As time passed I started to sound like the old men I’d witnessed in my childhood; jumping from one mad hypothesis to another. If only I could work out where the conspiracy was then I could see the future and know which horse was supposed to win the race. This was an expensive endeavour and chaos reigned supreme as it dashed my theories on the scotch on the rocks and made off with my hard-earned money. This acorn had certainly not fallen very far from the tree.

I was browsing through the racing pages looking for a horse. I was doing well at the theatre and had progressed from tearing tickets to doing just about everything. I even convinced them to let me decorate the stalls bar. I was making more cash than I had ever imagined which meant, of course, that the size of my bets had also gone up, and that meant so had my weekly losses. That’s when I spotted Shangamuzo running in the Doncaster Cup. Shangamuzo was a class horse, real class. He had excellent form but had recently run some atrocious races and hadn’t been entered in anything for two and a half months.

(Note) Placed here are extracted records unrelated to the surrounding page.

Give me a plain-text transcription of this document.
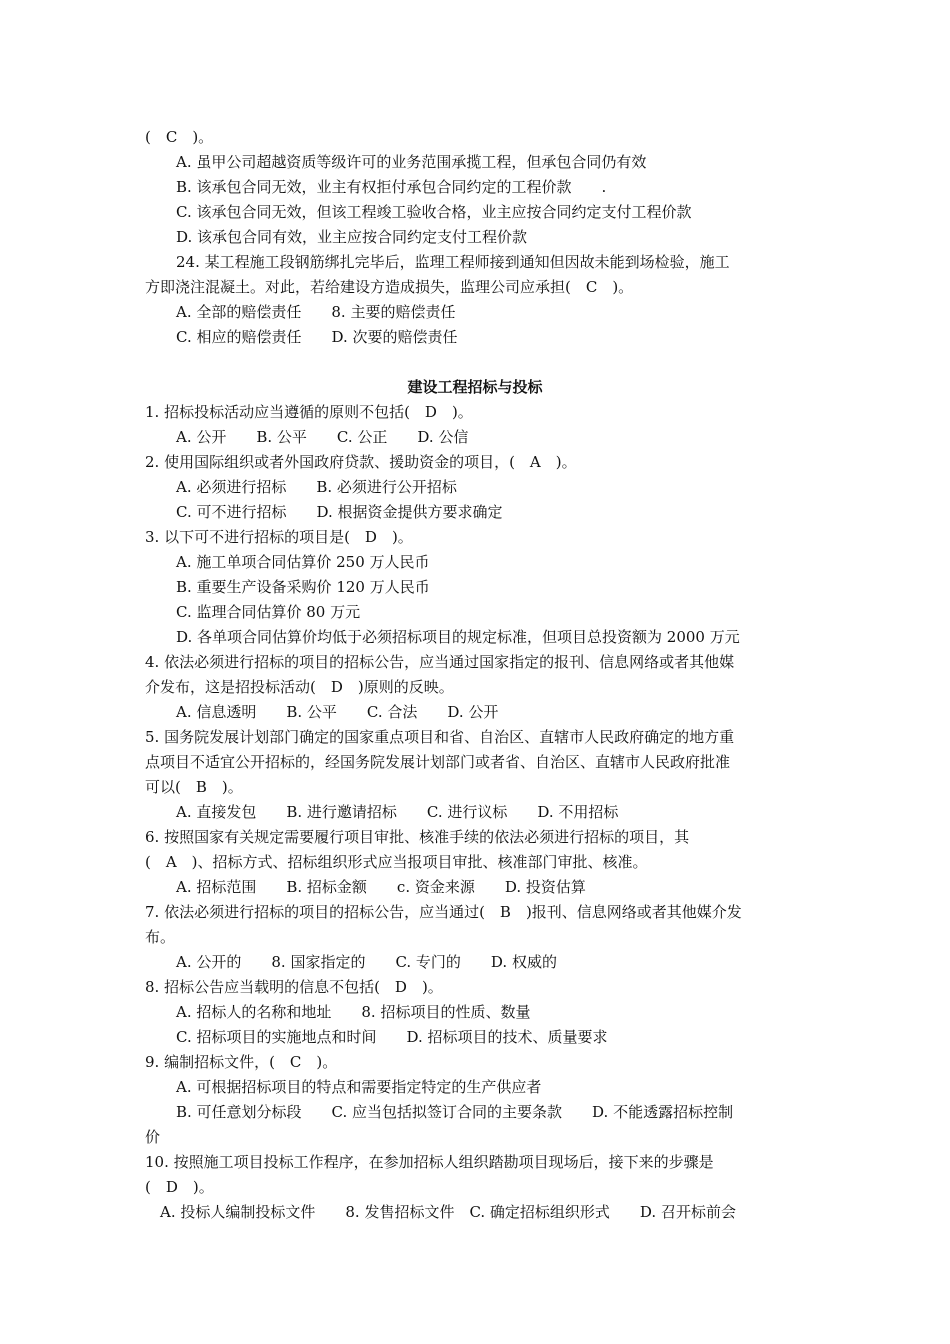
(　C　)。
A. 虽甲公司超越资质等级许可的业务范围承揽工程，但承包合同仍有效
B. 该承包合同无效，业主有权拒付承包合同约定的工程价款　　.
C. 该承包合同无效，但该工程竣工验收合格，业主应按合同约定支付工程价款
D. 该承包合同有效，业主应按合同约定支付工程价款
24. 某工程施工段钢筋绑扎完毕后，监理工程师接到通知但因故未能到场检验，施工
方即浇注混凝土。对此，若给建设方造成损失，监理公司应承担(　C　)。
A. 全部的赔偿责任　　8. 主要的赔偿责任
C. 相应的赔偿责任　　D. 次要的赔偿责任
建设工程招标与投标
1. 招标投标活动应当遵循的原则不包括(　D　)。
A. 公开　　B. 公平　　C. 公正　　D. 公信
2. 使用国际组织或者外国政府贷款、援助资金的项目，(　A　)。
A. 必须进行招标　　B. 必须进行公开招标
C. 可不进行招标　　D. 根据资金提供方要求确定
3. 以下可不进行招标的项目是(　D　)。
A. 施工单项合同估算价 250 万人民币
B. 重要生产设备采购价 120 万人民币
C. 监理合同估算价 80 万元
D. 各单项合同估算价均低于必须招标项目的规定标准，但项目总投资额为 2000 万元
4. 依法必须进行招标的项目的招标公告，应当通过国家指定的报刊、信息网络或者其他媒
介发布，这是招投标活动(　D　)原则的反映。
A. 信息透明　　B. 公平　　C. 合法　　D. 公开
5. 国务院发展计划部门确定的国家重点项目和省、自治区、直辖市人民政府确定的地方重
点项目不适宜公开招标的，经国务院发展计划部门或者省、自治区、直辖市人民政府批准
可以(　B　)。
A. 直接发包　　B. 进行邀请招标　　C. 进行议标　　D. 不用招标
6. 按照国家有关规定需要履行项目审批、核准手续的依法必须进行招标的项目，其
(　A　)、招标方式、招标组织形式应当报项目审批、核准部门审批、核准。
A. 招标范围　　B. 招标金额　　c. 资金来源　　D. 投资估算
7. 依法必须进行招标的项目的招标公告，应当通过(　B　)报刊、信息网络或者其他媒介发
布。
A. 公开的　　8. 国家指定的　　C. 专门的　　D. 权威的
8. 招标公告应当载明的信息不包括(　D　)。
A. 招标人的名称和地址　　8. 招标项目的性质、数量
C. 招标项目的实施地点和时间　　D. 招标项目的技术、质量要求
9. 编制招标文件，(　C　)。
A. 可根据招标项目的特点和需要指定特定的生产供应者
B. 可任意划分标段　　C. 应当包括拟签订合同的主要条款　　D. 不能透露招标控制
价
10. 按照施工项目投标工作程序，在参加招标人组织踏勘项目现场后，接下来的步骤是
(　D　)。
A. 投标人编制投标文件　　8. 发售招标文件　C. 确定招标组织形式　　D. 召开标前会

When I saw the price in the paper my jaw dropped, he was 33/1. That was ridiculous as it put him as a rank outsider, I knew the horse and I knew it had form. I smelt something in the air and it wasn’t horseshit. If he was unfit and had not been able to race for months then why were they running him in the Doncaster Cup? Typically when a horse comes back from illness they run him in some smaller races to feel him out. More importantly what was Pat Eddery doing on him? Pat Eddery was the champion jockey season after season and could have any ride he wanted. I couldn’t see Eddery riding Shangamuzo if he was a complete duffer. I gradually talked myself into the theory that the reason the horse had run badly and why he had been withdrawn from racing for two and a half months was nothing to do with his abilities but instead a clever plan to get better odds and make a killing. I decided that the trainer was up to no good and planning to make a large bet on his own horse. Anyway at 33/1 all I needed to bet on him was the belief that he was in with a chance. I had no doubt he was in with a chance because I had decided his recent form was irrelevant.

So I went to the bookies opposite the theatre and with trembling fingers I wrote out, what was to me, a very large bet. I didn’t bet for a place, I put it all on to win. The lady at the ticket window had become very maternal over the previous months and made me cups of tea when nobody was looking. She tried to talk me out of the bet. “No self-respecting pundit would put so much on a total outsider,” she told me, “at least back it to place too.” I was having none of it. She sighed knowingly and printed confirmation on the betting slip.

Hours later I crossed the road back to the bookies to listen to the live commentary. My stomach wasn’t full of butterflies; they were eels. Shangamuzo took the lead half a mile from home and won the Doncaster Cup by four lengths. The falcon heard the falconer, the centre had held, and there was no anarchy loosed upon the world. Briefly there was undoubtedly a God and he had patted me on the head and said, “Good boy, here’s your reward.” I wasn’t going to be walking home tonight, or any night soon.

The unshaven, unwashed old men that spent all their days in the bookies saw me jumping around yelling like a lunatic and quickly worked out what had happened. They started muttering to each other that only a young boy with no knowledge of the turf could ever make such a stupid bet and get so undeservedly rewarded. I didn’t care what they thought; in my mind either I was a genius or the chosen one. And I didn’t care which. I had never had so much money in my life and I liked the feeling.

Not long after that day I was on Earl’s Court train station and fate confronted me with a sign outside a bucket shop saying ‘Cheapest Air Tickets in London.’ That day I bought a one-way ticket, London to Bangkok on Bangladesh Airlines, for one hundred and twenty six pounds. The rest, as they say, is history.